12 December 2007

Complete Streets

I've been hearing more and more about the catch phrase "Complete Streets" which was started by bicyclists pushing for streets that are safer for all kinds of transport including bikes, buses and pedestrians. Here is an article about cities remking their streets with these goals in mind:

"Seattle is a great example of how to do it right,” McGrath says. The 569,000-population city passed a resolution in October 2006 and an ordinance in April 2007. The ordinance helps ensure that for each capital project in Seattle, there is a Complete Streets meeting, with participants from all the municipal departments that have a stake in the project — most notably Planning and Development, Public Utilities, and Transportation.

Ronkin encourages governments to adopt Complete Streets policies, but he urges them not to include design standards in their legislation. If rigid standards or dimensions appear in legislation, they often impede creativity, he says.
He also observes that major road projects are not where the greatest gains are to be made.

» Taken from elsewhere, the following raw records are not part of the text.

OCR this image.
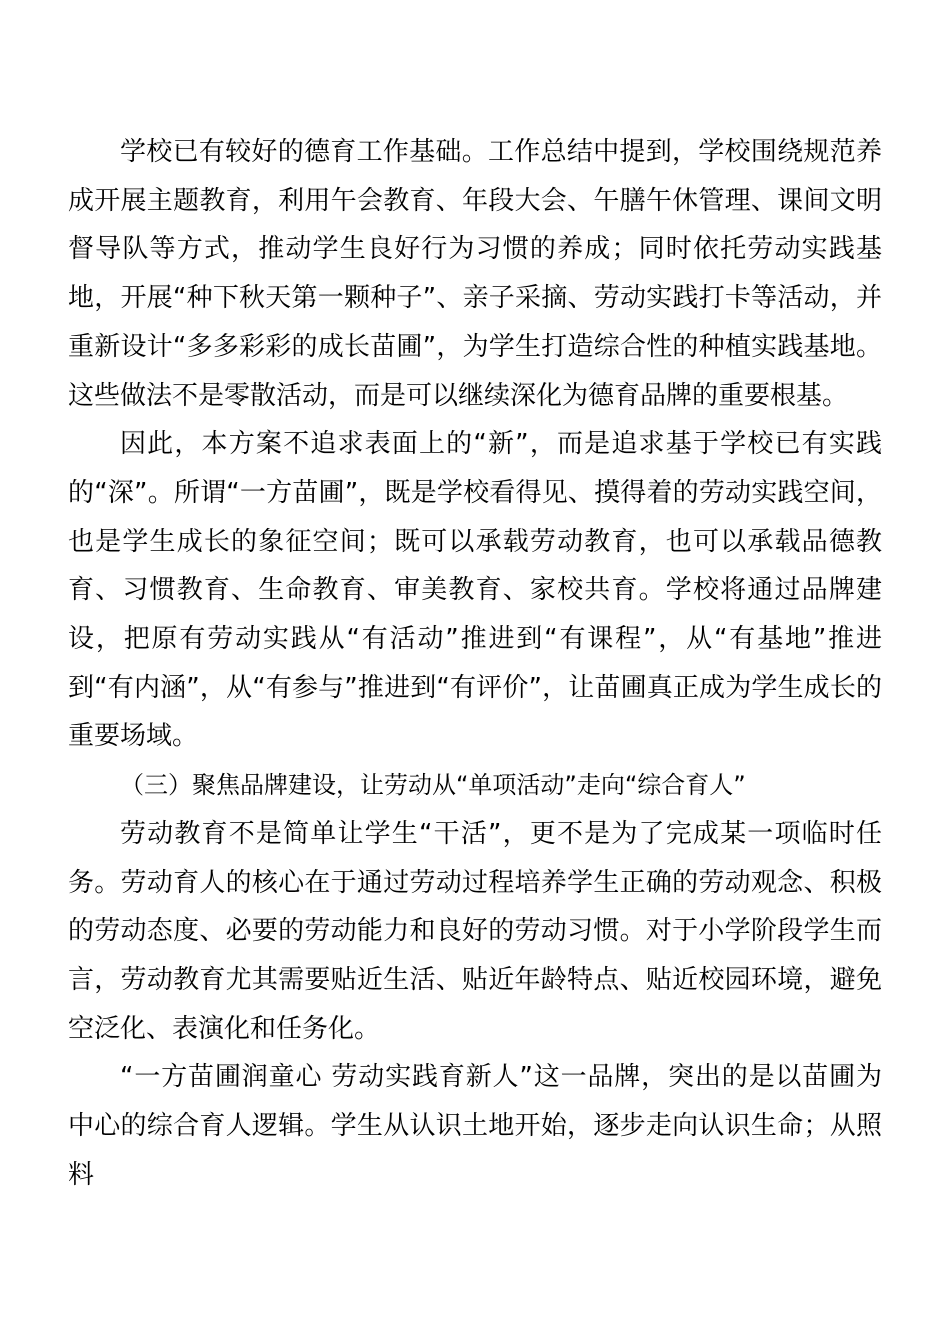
学校已有较好的德育工作基础。工作总结中提到，学校围绕规范养成开展主题教育，利用午会教育、年段大会、午膳午休管理、课间文明督导队等方式，推动学生良好行为习惯的养成；同时依托劳动实践基地，开展“种下秋天第一颗种子”、亲子采摘、劳动实践打卡等活动，并重新设计“多多彩彩的成长苗圃”，为学生打造综合性的种植实践基地。这些做法不是零散活动，而是可以继续深化为德育品牌的重要根基。

因此，本方案不追求表面上的“新”，而是追求基于学校已有实践的“深”。所谓“一方苗圃”，既是学校看得见、摸得着的劳动实践空间，也是学生成长的象征空间；既可以承载劳动教育，也可以承载品德教育、习惯教育、生命教育、审美教育、家校共育。学校将通过品牌建设，把原有劳动实践从“有活动”推进到“有课程”，从“有基地”推进到“有内涵”，从“有参与”推进到“有评价”，让苗圃真正成为学生成长的重要场域。

（三）聚焦品牌建设，让劳动从“单项活动”走向“综合育人”

劳动教育不是简单让学生“干活”，更不是为了完成某一项临时任务。劳动育人的核心在于通过劳动过程培养学生正确的劳动观念、积极的劳动态度、必要的劳动能力和良好的劳动习惯。对于小学阶段学生而言，劳动教育尤其需要贴近生活、贴近年龄特点、贴近校园环境，避免空泛化、表演化和任务化。

“一方苗圃润童心 劳动实践育新人”这一品牌，突出的是以苗圃为中心的综合育人逻辑。学生从认识土地开始，逐步走向认识生命；从照料
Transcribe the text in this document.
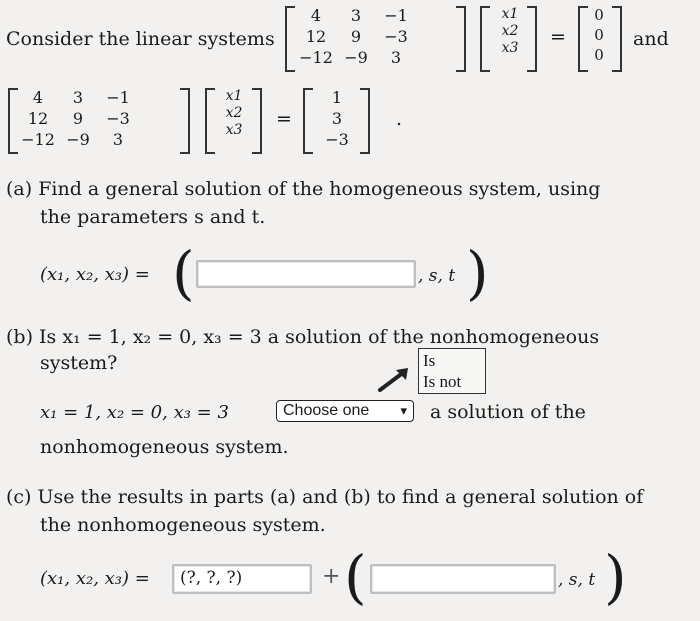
Consider the linear systems
4	3	−1
12	9	−3
−12 −9	3
x1
x2
x3	=
0
0
0
and
4	3	−1
12	9	−3
−12 −9	3
x1
x2
x3	=
1
3
−3
.
(a) Find a general solution of the homogeneous system, using
the parameters s and t.
(x₁, x₂, x₃) = (	, s, t )
(b) Is x₁ = 1, x₂ = 0, x₃ = 3 a solution of the nonhomogeneous
system?	Is
Is not
x₁ = 1, x₂ = 0, x₃ = 3	Choose one ▾ a solution of the
nonhomogeneous system.
(c) Use the results in parts (a) and (b) to find a general solution of
the nonhomogeneous system.
(x₁, x₂, x₃) = (?, ?, ?)	+ (	, s, t )
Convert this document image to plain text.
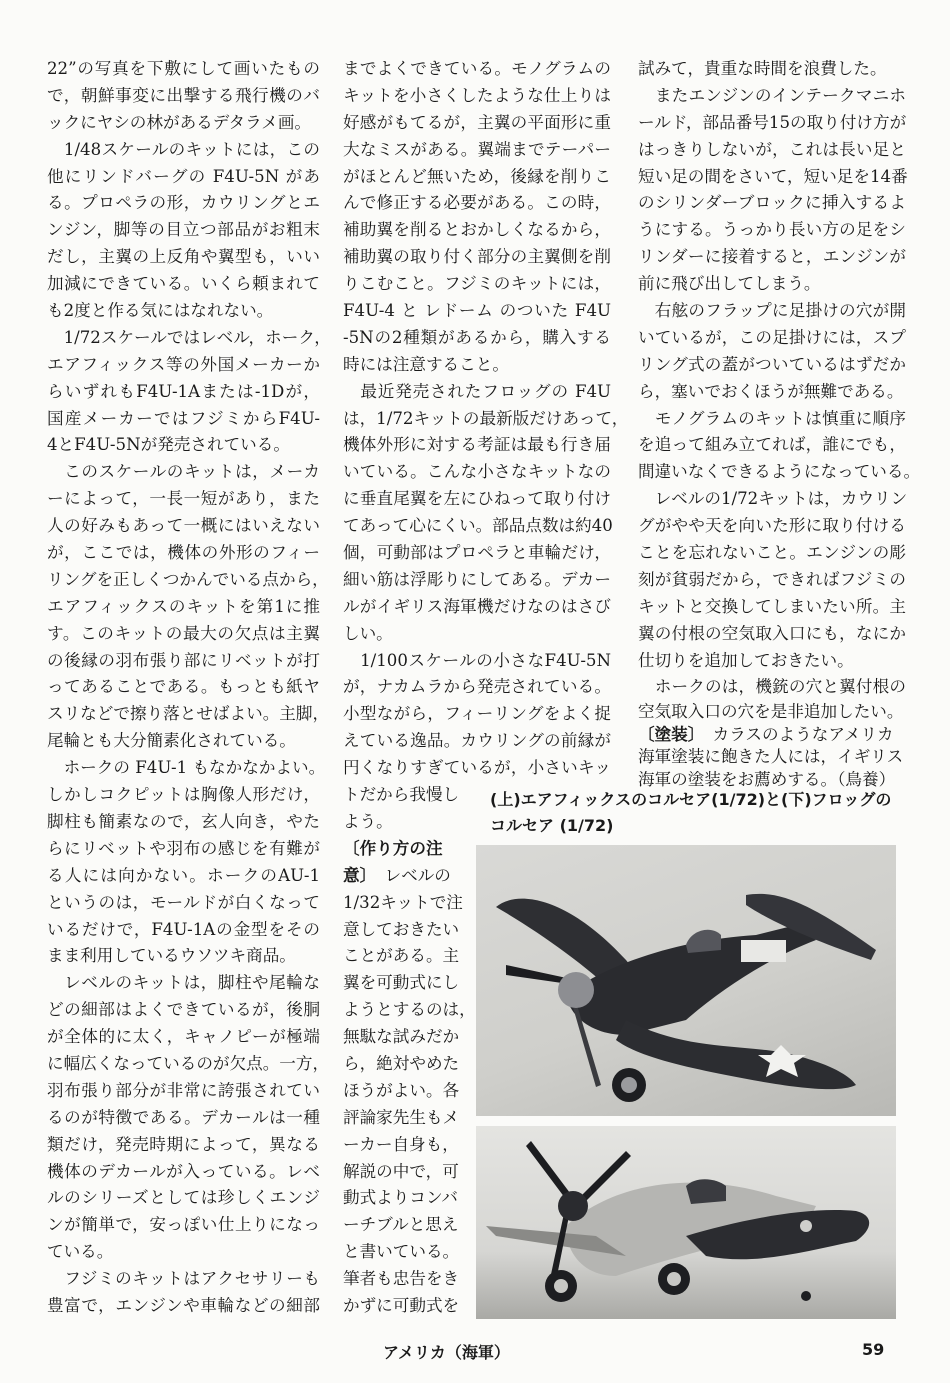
22”の写真を下敷にして画いたもの
で，朝鮮事変に出撃する飛行機のバ
ックにヤシの林があるデタラメ画。
　1/48スケールのキットには，この
他にリンドバーグの F4U-5N があ
る。プロペラの形，カウリングとエ
ンジン，脚等の目立つ部品がお粗末
だし，主翼の上反角や翼型も，いい
加減にできている。いくら頼まれて
も2度と作る気にはなれない。
　1/72スケールではレベル，ホーク，
エアフィックス等の外国メーカーか
らいずれもF4U-1Aまたは-1Dが，
国産メーカーではフジミからF4U-
4とF4U-5Nが発売されている。
　このスケールのキットは，メーカ
ーによって，一長一短があり，また
人の好みもあって一概にはいえない
が，ここでは，機体の外形のフィー
リングを正しくつかんでいる点から，
エアフィックスのキットを第1に推
す。このキットの最大の欠点は主翼
の後縁の羽布張り部にリベットが打
ってあることである。もっとも紙ヤ
スリなどで擦り落とせばよい。主脚，
尾輪とも大分簡素化されている。
　ホークの F4U-1 もなかなかよい。
しかしコクピットは胸像人形だけ，
脚柱も簡素なので，玄人向き，やた
らにリベットや羽布の感じを有難が
る人には向かない。ホークのAU-1
というのは，モールドが白くなって
いるだけで，F4U-1Aの金型をその
まま利用しているウソツキ商品。
　レベルのキットは，脚柱や尾輪な
どの細部はよくできているが，後胴
が全体的に太く，キャノピーが極端
に幅広くなっているのが欠点。一方，
羽布張り部分が非常に誇張されてい
るのが特徴である。デカールは一種
類だけ，発売時期によって，異なる
機体のデカールが入っている。レベ
ルのシリーズとしては珍しくエンジ
ンが簡単で，安っぽい仕上りになっ
ている。
　フジミのキットはアクセサリーも
豊富で，エンジンや車輪などの細部
までよくできている。モノグラムの
キットを小さくしたような仕上りは
好感がもてるが，主翼の平面形に重
大なミスがある。翼端までテーパー
がほとんど無いため，後縁を削りこ
んで修正する必要がある。この時，
補助翼を削るとおかしくなるから，
補助翼の取り付く部分の主翼側を削
りこむこと。フジミのキットには，
F4U-4 と レドーム のついた F4U
-5Nの2種類があるから，購入する
時には注意すること。
　最近発売されたフロッグの F4U
は，1/72キットの最新版だけあって，
機体外形に対する考証は最も行き届
いている。こんな小さなキットなの
に垂直尾翼を左にひねって取り付け
てあって心にくい。部品点数は約40
個，可動部はプロペラと車輪だけ，
細い筋は浮彫りにしてある。デカー
ルがイギリス海軍機だけなのはさび
しい。
　1/100スケールの小さなF4U-5N
が，ナカムラから発売されている。
小型ながら，フィーリングをよく捉
えている逸品。カウリングの前縁が
円くなりすぎているが，小さいキッ
トだから我慢し
よう。
〔作り方の注
意〕　レベルの
1/32キットで注
意しておきたい
ことがある。主
翼を可動式にし
ようとするのは，
無駄な試みだか
ら，絶対やめた
ほうがよい。各
評論家先生もメ
ーカー自身も，
解説の中で，可
動式よりコンバ
ーチブルと思え
と書いている。
筆者も忠告をき
かずに可動式を
試みて，貴重な時間を浪費した。
　またエンジンのインテークマニホ
ールド，部品番号15の取り付け方が
はっきりしないが，これは長い足と
短い足の間をさいて，短い足を14番
のシリンダーブロックに挿入するよ
うにする。うっかり長い方の足をシ
リンダーに接着すると，エンジンが
前に飛び出してしまう。
　右舷のフラップに足掛けの穴が開
いているが，この足掛けには，スプ
リング式の蓋がついているはずだか
ら，塞いでおくほうが無難である。
　モノグラムのキットは慎重に順序
を追って組み立てれば，誰にでも，
間違いなくできるようになっている。
　レベルの1/72キットは，カウリン
グがやや天を向いた形に取り付ける
ことを忘れないこと。エンジンの彫
刻が貧弱だから，できればフジミの
キットと交換してしまいたい所。主
翼の付根の空気取入口にも，なにか
仕切りを追加しておきたい。
　ホークのは，機銃の穴と翼付根の
空気取入口の穴を是非追加したい。
〔塗装〕　カラスのようなアメリカ
海軍塗装に飽きた人には，イギリス
海軍の塗装をお薦めする。（鳥養）
(上)エアフィックスのコルセア(1/72)と(下)フロッグの
コルセア (1/72)
アメリカ（海軍）	59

Ultimately, greater progress can be achieved through routine work done by “maintenance and operations folks.” Because existing streets, crosswalks, signals, and other elements undergo continual maintenance and repair, Ronkin says advocates of pedestrians should seize opportunities to do such things as requiring that every time a signal is worked on, a pedestrian countdown signal will be installed.
To make conditions safer for cycling, Ronkin advises bringing the speed of cars and trucks down to 20 to 25 mph — a speed at which motor vehicles and cyclists can comfortably share the road. That also makes pedestrians safer and more relaxed.
In some areas, the city of Portland has extended its sidewalks, marked part of the broadened sidewalk for use by bicycles, and installed separate signals for bikes. “It’s a bike facility in every sense of the word,” says Roger Geller, bicycle coordinator for Portland’s Office of Transportation. “You feel separate from the roadway.”
Although some bicycling takes place on greenways or other routes dedicated to biking, “the great majority of utilitarian biking is done on the roads,” Geller points out. Thus, New Urbanism’s advocacy of extensively interconnected streets serves cyclists well. When there is a grid of streets, Geller says, “people naturally gravitate to sidestreets,” which are quieter and safer.